No offense, but these goals are pathetic.
Using the events of Jan. 6 as campaign fodder is small-minded and likely to be ineffective. If you think you can find the magic moment that will finally discredit Donald Trump in the eyes of the electorate, you haven’t been paying attention over the last six years. Sorry, boomers, but this is not the Watergate scandal in which we need an investigation to find out who said what to whom in the Oval Office. The horrors of Jan. 6 were out in public. The shocking truth of it was what we all saw that day and what we’ve learned about the raw violence since.
We don’t need a committee to simply regurgitate what happened on Jan. 6, 2021. We need a committee that will preserve democracy on Jan. 6, 2025, and Jan. 6, 2029. We need a committee to locate the weaknesses in our democratic system and society and find ways to address them.
The core problem here is not the minutiae of who texted what to chief of staff Mark Meadows on Jan. 6 last year. The core problem is that there are millions of Americans who have three convictions: that the election was stolen, that violence is justified in order to rectify it and that the rules and norms that hold our society together don’t matter.
Those millions of Americans are out there right now. I care more about their present and future activities than about their past. Many of them are running for local office to be in a position to disrupt future elections. I’d like the committee to describe who they are, what motivates them and how much power they already have.
This is a movement, not a conspiracy. We don’t need a criminal-type investigation looking for planners or masterminds as much as we need historians and scholars and journalists to help us understand why the American Republican Party, like the Polish Law and Justice party, or the Turkish Justice and Development Party, has become a predatory semi-democratic faction.
We need a committee to explore just how close America is to rampant political violence. I had some problems with Barbara F. Walter’s recent book, “How Civil Wars Start,” but I wish all the committee members would read it if only to expand their imaginations.
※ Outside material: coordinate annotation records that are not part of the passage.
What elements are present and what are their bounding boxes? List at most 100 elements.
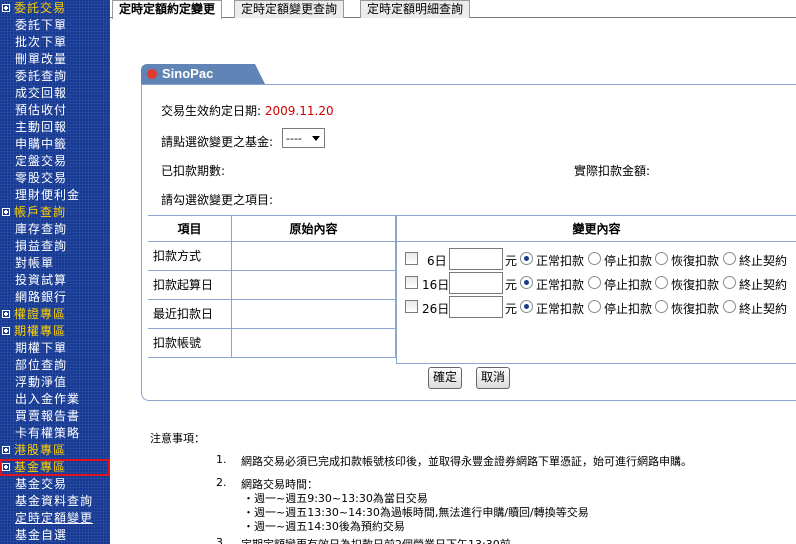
sidebar-category[interactable]: 港股專區 (0, 442, 110, 459)
sidebar-category[interactable]: 期權專區 (0, 323, 110, 340)
sidebar-item[interactable]: 定時定額變更 (0, 510, 110, 527)
radio-resume[interactable] (655, 252, 668, 265)
tab-detail-query[interactable]: 定時定額明細查詢 (360, 0, 471, 18)
expand-plus-icon (2, 446, 10, 454)
expand-plus-icon (2, 4, 10, 12)
sidebar-category[interactable]: 委託交易 (0, 0, 110, 17)
radio-normal[interactable] (520, 300, 533, 313)
radio-resume[interactable] (655, 300, 668, 313)
sidebar-item[interactable]: 基金自選 (0, 527, 110, 544)
sidebar-item[interactable]: 委託下單 (0, 17, 110, 34)
amount-input[interactable] (449, 296, 503, 318)
sidebar-item[interactable]: 理財便利金 (0, 187, 110, 204)
radio-terminate[interactable] (723, 252, 736, 265)
sidebar-item-label: 買賣報告書 (15, 409, 81, 423)
radio-resume-label: 恢復扣款 (671, 278, 720, 292)
sidebar-item[interactable]: 委託查詢 (0, 68, 110, 85)
sidebar-item-label: 投資試算 (15, 273, 68, 287)
sidebar-item-label: 委託下單 (15, 18, 68, 32)
radio-terminate-label: 終止契約 (739, 302, 788, 316)
sidebar-item[interactable]: 期權下單 (0, 340, 110, 357)
tab-change-query[interactable]: 定時定額變更查詢 (234, 0, 345, 18)
fund-select-value: ---- (286, 132, 302, 145)
radio-resume[interactable] (655, 276, 668, 289)
sidebar-item[interactable]: 投資試算 (0, 272, 110, 289)
fund-select[interactable]: ---- (282, 128, 325, 148)
chevron-down-icon (312, 136, 320, 141)
note-item-1: 網路交易必須已完成扣款帳號核印後，並取得永豐金證券網路下單憑証，始可進行網路申購… (241, 455, 692, 468)
sidebar-item[interactable]: 浮動淨值 (0, 374, 110, 391)
fund-select-label: 請點選欲變更之基金: (161, 135, 274, 149)
item-select-label: 請勾選欲變更之項目: (161, 193, 274, 207)
radio-stop-label: 停止扣款 (604, 254, 653, 268)
header-original: 原始內容 (232, 216, 396, 242)
change-form-panel: 交易生效約定日期: 2009.11.20 請點選欲變更之基金: ---- 已扣款… (141, 84, 796, 401)
confirm-button[interactable]: 確定 (428, 367, 463, 389)
sidebar-item[interactable]: 出入金作業 (0, 391, 110, 408)
radio-stop[interactable] (588, 276, 601, 289)
day-checkbox[interactable] (405, 252, 418, 265)
header-change: 變更內容 (396, 216, 796, 242)
day-label: 6日 (427, 254, 447, 268)
sidebar-item[interactable]: 買賣報告書 (0, 408, 110, 425)
radio-normal-label: 正常扣款 (536, 278, 585, 292)
sidebar-item-label: 對帳單 (15, 256, 55, 270)
sidebar-item-label: 基金自選 (15, 528, 68, 542)
sidebar-item[interactable]: 零股交易 (0, 170, 110, 187)
sidebar-item[interactable]: 主動回報 (0, 119, 110, 136)
sidebar-item-label: 帳戶查詢 (14, 205, 67, 219)
sidebar-item[interactable]: 定盤交易 (0, 153, 110, 170)
sidebar-item[interactable]: 批次下單 (0, 34, 110, 51)
sidebar-item-label: 刪單改量 (15, 52, 68, 66)
sidebar-item[interactable]: 損益查詢 (0, 238, 110, 255)
unit-label: 元 (505, 278, 518, 292)
brand-name: SinoPac (162, 66, 214, 81)
orig-cell (232, 242, 396, 271)
radio-terminate-label: 終止契約 (739, 278, 788, 292)
sidebar-item-label: 委託交易 (14, 1, 67, 15)
brand-tab: SinoPac (141, 64, 265, 84)
radio-stop[interactable] (588, 252, 601, 265)
sidebar-item-label: 庫存查詢 (15, 222, 68, 236)
effective-date-row: 交易生效約定日期: 2009.11.20 (161, 102, 334, 119)
radio-normal-label: 正常扣款 (536, 254, 585, 268)
tab-bar: 定時定額約定變更 定時定額變更查詢 定時定額明細查詢 (110, 0, 796, 19)
note-item-3: 定期定額變更有效日為扣款日前2個營業日下午13:30前。 (241, 536, 522, 544)
sidebar-item[interactable]: 網路銀行 (0, 289, 110, 306)
sidebar-item[interactable]: 基金資料查詢 (0, 493, 110, 510)
sidebar-item-label: 基金專區 (14, 460, 67, 474)
day-checkbox[interactable] (405, 276, 418, 289)
sidebar-item-label: 委託查詢 (15, 69, 68, 83)
tab-periodic-change[interactable]: 定時定額約定變更 (112, 0, 223, 19)
day-label: 16日 (422, 278, 450, 292)
sidebar-category[interactable]: 帳戶查詢 (0, 204, 110, 221)
sidebar-item-label: 批次下單 (15, 35, 68, 49)
sidebar-item[interactable]: 對帳單 (0, 255, 110, 272)
day-checkbox[interactable] (405, 300, 418, 313)
sidebar-item[interactable]: 刪單改量 (0, 51, 110, 68)
sidebar-item-label: 主動回報 (15, 120, 68, 134)
sidebar-item[interactable]: 基金交易 (0, 476, 110, 493)
sidebar-item[interactable]: 部位查詢 (0, 357, 110, 374)
radio-normal[interactable] (520, 252, 533, 265)
radio-resume-label: 恢復扣款 (671, 302, 720, 316)
effective-date-value: 2009.11.20 (264, 104, 334, 118)
sidebar-item-label: 基金資料查詢 (15, 494, 94, 508)
sidebar-category[interactable]: 權證專區 (0, 306, 110, 323)
radio-terminate[interactable] (723, 300, 736, 313)
sidebar-item[interactable]: 庫存查詢 (0, 221, 110, 238)
sidebar-item[interactable]: 申購中籤 (0, 136, 110, 153)
sidebar-item-label: 期權下單 (15, 341, 68, 355)
amount-input[interactable] (449, 248, 503, 270)
radio-normal[interactable] (520, 276, 533, 289)
header-item: 項目 (148, 216, 232, 242)
sidebar-item[interactable]: 卡有權策略 (0, 425, 110, 442)
sidebar-category[interactable]: 基金專區 (0, 459, 110, 476)
amount-input[interactable] (449, 272, 503, 294)
radio-terminate[interactable] (723, 276, 736, 289)
sidebar-item[interactable]: 成交回報 (0, 85, 110, 102)
sidebar-item-label: 預估收付 (15, 103, 68, 117)
sidebar-item[interactable]: 預估收付 (0, 102, 110, 119)
cancel-button[interactable]: 取消 (476, 367, 511, 389)
radio-stop[interactable] (588, 300, 601, 313)
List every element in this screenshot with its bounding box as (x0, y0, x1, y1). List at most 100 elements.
She demonstrates that the conditions for political violence are already all around us: The decline of state effectiveness and democratic norms. The rise of political factions that are not based on issues, but on ethnic identity and the preservation of racial and ethnic privilege. The existence of ferocious splits between urban and rural people. The existence of conflict entrepreneurs — political leaders and media folks who profit from whipping up apocalyptic frenzies. The widespread sense that our political opponents are out to destroy our way of life.
We need a committee to look at how conditions in America compare to conditions in countries around the world that have already seen their democracies slide into autocracy and violence.
We need a committee to explore what political violence might look like in this country. Writing in Foreign Affairs, Steven Levitsky and Lucan Way foresee a future of “endemic regime instability”: frequent constitutional crises, contested or stolen elections, periods of dysfunctional democracy followed by periods of authoritarian rule.
Writing in The Atlantic, George Packer imagines what might happen if a contested election were finally decided by the Supreme Court or Congress: Half the country explodes in rage. Protests turn violent. Buildings get firebombed. Law enforcement officers take sides.
I’m trying to understand why committee members are not gripped by these realities. After more than a century of relative democratic stability maybe it’s hard for some people to imagine precisely how the fits of political violence that bedevil other nations could hit our shores. Maybe the committee members are imprisoned in the categories set by past investigation committees — Watergate and 9/11.
Either way, we need a committee that will be focused not on the specific actions of this or that individual but on the broad social conditions that threaten to bring American democracy to its knees.